В книге «Woman and the Demon: The Life of a Victorian Myth» H. Ауэрбах утверждает, что в культуре раннего модернизма именно театр (актерство) был той сферой искусства, в которой женщинам можно было осуществить себя. Далее она показывает, что это имело как положительное, так и отрицательное значение для женщин. С одной стороны, профессия актрисы считалась не творческой, а подражательной. С другой стороны, эта профессия тесно связана с творческим миром. К тому же статус актера (и актрисы) повысился вместе с развитием театральной эстетики и нового театрального искусства. В русском символизме особенно: жизнетворческая концепция наполнила актерство новым, положительным содержанием, подчеркивая активность «актера» своей жизни. Далее, профессия актрисы открывала женщинам поле деятельности и возможность идентификации вне дома и семьи. Ауэрбах обращает внимание на то, что через театр и актерство женщина могла устанавливать связь с публичной сферой жизни и конструировать общественную / публичную идентичность (public identity), которая, однако, одновременно ассоциировалась также с идентичностью публичной женщины (Auerbach 1982, 205–206). Несомненно, театр и профессия актрисы предлагали возможности для самотрансформации и в культуре русского символизма. Принимая во внимание возросший интерес символистов к обновлению театрального искусства (Блок, Иванов, Мейерхольд) и участие многих актрис в социальной жизни символизма, становится ясно, сколь важное положение занимал театр в символистском искусстве и какую значительную роль в нем играли актрисы[138]

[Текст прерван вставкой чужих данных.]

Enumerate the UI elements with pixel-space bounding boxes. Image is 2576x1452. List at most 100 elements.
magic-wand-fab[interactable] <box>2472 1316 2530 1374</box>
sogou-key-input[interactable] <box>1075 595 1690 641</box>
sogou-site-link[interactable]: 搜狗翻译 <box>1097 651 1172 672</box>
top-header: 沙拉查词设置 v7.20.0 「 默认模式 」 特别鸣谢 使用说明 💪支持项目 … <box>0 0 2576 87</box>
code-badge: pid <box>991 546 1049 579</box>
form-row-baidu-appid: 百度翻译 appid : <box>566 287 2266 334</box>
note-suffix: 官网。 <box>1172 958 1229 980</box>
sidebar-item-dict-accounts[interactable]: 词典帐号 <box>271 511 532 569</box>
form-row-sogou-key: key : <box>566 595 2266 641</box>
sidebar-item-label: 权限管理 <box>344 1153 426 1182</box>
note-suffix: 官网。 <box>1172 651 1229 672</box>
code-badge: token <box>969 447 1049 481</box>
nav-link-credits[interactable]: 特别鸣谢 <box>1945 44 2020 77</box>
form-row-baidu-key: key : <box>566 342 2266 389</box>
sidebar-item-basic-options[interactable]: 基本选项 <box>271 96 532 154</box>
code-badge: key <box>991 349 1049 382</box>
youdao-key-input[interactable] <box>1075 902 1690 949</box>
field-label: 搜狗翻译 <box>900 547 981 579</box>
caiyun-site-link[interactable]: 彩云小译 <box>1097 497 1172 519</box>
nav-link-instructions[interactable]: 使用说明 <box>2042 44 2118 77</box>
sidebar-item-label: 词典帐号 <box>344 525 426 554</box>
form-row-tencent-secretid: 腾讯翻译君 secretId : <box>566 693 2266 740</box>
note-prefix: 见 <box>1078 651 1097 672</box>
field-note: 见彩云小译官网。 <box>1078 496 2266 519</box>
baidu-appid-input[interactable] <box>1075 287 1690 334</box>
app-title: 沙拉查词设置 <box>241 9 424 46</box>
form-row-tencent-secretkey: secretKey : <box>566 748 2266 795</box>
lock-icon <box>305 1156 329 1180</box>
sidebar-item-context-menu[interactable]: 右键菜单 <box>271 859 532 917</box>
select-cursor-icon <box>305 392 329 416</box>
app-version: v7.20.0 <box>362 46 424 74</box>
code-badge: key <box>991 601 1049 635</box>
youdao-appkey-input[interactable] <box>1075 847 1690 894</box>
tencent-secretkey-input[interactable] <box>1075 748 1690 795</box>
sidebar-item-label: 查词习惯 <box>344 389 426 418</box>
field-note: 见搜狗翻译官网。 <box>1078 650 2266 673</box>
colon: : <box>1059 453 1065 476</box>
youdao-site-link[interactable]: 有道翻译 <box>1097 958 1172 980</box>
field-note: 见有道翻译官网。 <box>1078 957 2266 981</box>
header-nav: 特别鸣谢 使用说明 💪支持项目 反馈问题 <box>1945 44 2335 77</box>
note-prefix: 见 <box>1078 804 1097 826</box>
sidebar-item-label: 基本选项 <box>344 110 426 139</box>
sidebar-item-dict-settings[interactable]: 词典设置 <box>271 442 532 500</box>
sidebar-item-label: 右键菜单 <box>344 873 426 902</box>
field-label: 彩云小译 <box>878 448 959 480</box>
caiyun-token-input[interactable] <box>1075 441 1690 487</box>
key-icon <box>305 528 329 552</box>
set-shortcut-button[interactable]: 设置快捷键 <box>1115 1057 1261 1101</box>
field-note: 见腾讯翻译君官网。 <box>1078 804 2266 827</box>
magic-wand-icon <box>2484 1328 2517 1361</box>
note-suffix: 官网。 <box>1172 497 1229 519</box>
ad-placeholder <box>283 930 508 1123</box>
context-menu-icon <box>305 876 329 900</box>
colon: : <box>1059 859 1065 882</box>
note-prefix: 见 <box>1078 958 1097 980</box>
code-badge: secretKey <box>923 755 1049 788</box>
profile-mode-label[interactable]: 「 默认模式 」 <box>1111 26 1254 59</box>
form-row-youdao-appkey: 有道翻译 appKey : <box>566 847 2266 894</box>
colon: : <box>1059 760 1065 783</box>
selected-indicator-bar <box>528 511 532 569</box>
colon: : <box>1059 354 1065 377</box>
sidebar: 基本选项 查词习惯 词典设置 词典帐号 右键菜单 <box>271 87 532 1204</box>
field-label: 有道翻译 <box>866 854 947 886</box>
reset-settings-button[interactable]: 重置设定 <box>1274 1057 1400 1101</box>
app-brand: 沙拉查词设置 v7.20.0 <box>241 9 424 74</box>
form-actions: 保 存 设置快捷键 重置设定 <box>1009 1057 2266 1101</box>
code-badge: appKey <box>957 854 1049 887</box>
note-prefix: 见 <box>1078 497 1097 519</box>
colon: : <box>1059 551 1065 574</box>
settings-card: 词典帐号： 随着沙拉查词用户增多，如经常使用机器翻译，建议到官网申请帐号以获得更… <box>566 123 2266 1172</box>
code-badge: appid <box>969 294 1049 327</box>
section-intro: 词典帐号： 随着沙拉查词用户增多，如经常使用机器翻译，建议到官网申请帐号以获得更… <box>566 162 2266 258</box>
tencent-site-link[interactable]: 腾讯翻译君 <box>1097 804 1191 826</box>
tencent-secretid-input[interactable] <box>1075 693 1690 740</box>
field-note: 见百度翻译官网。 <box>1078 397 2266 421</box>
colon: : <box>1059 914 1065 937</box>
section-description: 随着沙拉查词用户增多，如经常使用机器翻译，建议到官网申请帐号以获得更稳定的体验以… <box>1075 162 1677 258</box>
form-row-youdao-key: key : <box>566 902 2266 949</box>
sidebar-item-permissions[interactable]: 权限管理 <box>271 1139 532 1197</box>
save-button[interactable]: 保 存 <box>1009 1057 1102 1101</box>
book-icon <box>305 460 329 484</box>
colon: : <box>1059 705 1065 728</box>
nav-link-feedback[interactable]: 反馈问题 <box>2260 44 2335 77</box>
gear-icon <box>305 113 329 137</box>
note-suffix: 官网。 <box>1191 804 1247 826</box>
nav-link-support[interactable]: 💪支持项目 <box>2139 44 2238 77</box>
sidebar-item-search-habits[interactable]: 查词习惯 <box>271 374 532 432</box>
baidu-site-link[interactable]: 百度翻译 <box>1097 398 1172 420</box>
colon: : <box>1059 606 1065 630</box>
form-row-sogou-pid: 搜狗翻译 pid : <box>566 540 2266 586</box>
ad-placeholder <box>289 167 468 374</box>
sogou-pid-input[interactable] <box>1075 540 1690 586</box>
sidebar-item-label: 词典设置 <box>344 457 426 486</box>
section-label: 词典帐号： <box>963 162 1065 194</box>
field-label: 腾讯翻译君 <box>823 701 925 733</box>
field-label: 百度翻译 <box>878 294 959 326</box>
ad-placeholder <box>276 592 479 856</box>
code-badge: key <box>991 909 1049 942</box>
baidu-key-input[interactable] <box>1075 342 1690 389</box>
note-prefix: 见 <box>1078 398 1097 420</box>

.Сравнение жизни с театром вступает в противоречие с детерминистскими и эссенциалистскими взглядами на пол и гендер. Напротив, жизнетворчество (в смысле эстетизации и в смысле «трансфигурации» жизни) имплицитно содержит антиэссенциалистскую мысль. Проецируя эту идею на самопонимание и поведение женщин символистского окружения, можно прийти к выводу, что пусть на теоретическом уровне, но жизнетворчество способствует освобождению женщин от биологической детерминации. Тем самым концепция жизнетворчества обнаруживает, что женщина, подобно мужчине, может быть творчески активной и оригинальной личностью. Другими словами, на теоретическом уровне идеология жизнетворчества предлагает женщинам и мужчинам равные возможности для преобразования своей жизни. Соотнесенность женщин с актрисами дает им даже своеобразное превосходство в этом отношении. Таким образом, символистская практика жизнетворчества и его культурный и философский контекст выявляют черты, противоречащие самой доктрине символизма в трактовке гендера, пола и существования женщин в «недуховной», «нетворческой» и в «неличностной» сфере природы.
Миметический кризис модернизма, ставший основой жизнетворчества, оказывается тем самым сущностью той «женской стратегии», которую феминистские теоретики называют мимесисом, миметизмом или мимикрией (mimetisme, mime, mimicry). Разные теоретики приписывают феминистскому мимесису (мимикрии) различные значения. Самым известным теоретиком женского миметического поведения является, пожалуй, Л. Иригарэ, которая использует понятие мимесиса для обозначения «женской» имитации, игровой стратегии поведения в патриархатной системе. В ее исследованиях мимесис проявляет конструктивность того гендерного порядка, который принято воспринимать как некую эссенциалистскую систему. Иригарэ считает, что миметическая стратегия поведения охраняет женщину от ассимиляции в «фаллоцентричном порядке», т. е. способствует занятию субъектной позиции как женщины (см., например: Хи 1995, 80). Другие теоретики феминизма и постколониализма также используют понятие мимесиса (мимикрии). В употреблении X. Баба (Horni Bhabha) и Дж. Батлер (Judith Butler) мимикрия (мимесис) является осознанной и субверсивной деятельностью, а К. Барнет (Claudia Barnett) считает ее неосознанным поведением[139]
. Неслучайно некоторые исследователи указывают, например, на Иригарэ в работах, посвященных поведению и авторским стратегиям женщин модернизма. К взаимосвязи модернистского кризиса миметизма и миметической стратегии в данной главе я вернусь в связи с обсуждением жизнетворчества Гиппиус. Здесь хочу лишь подчеркнуть, что исполнение ролей в символистском жизнетворчестве воплощает те идеи, которые заключены в феминистской интерпретации понятия миметического кризиса. В то же время необходимо помнить о том, что в миметическом кризисе модернизма есть элементы, препятствующие становлению женского творческого субъекта. Очевидным можно считать родство феминистского понятия мимесиса (мимикрии) и модернистского миметического кризиса. Несомненна и связь мимесиса или мимикрии с театром[140], так как миметический кризис модернистского искусства и его связь с масками и маскарадом[141] находят отражение в женских (субверсивных) стратегиях, связанных с театральностью и актерством. Ниже речь пойдет о том, какие роли авторам-женщинам символизма определила история литературы, а какие маски они выбрали сами.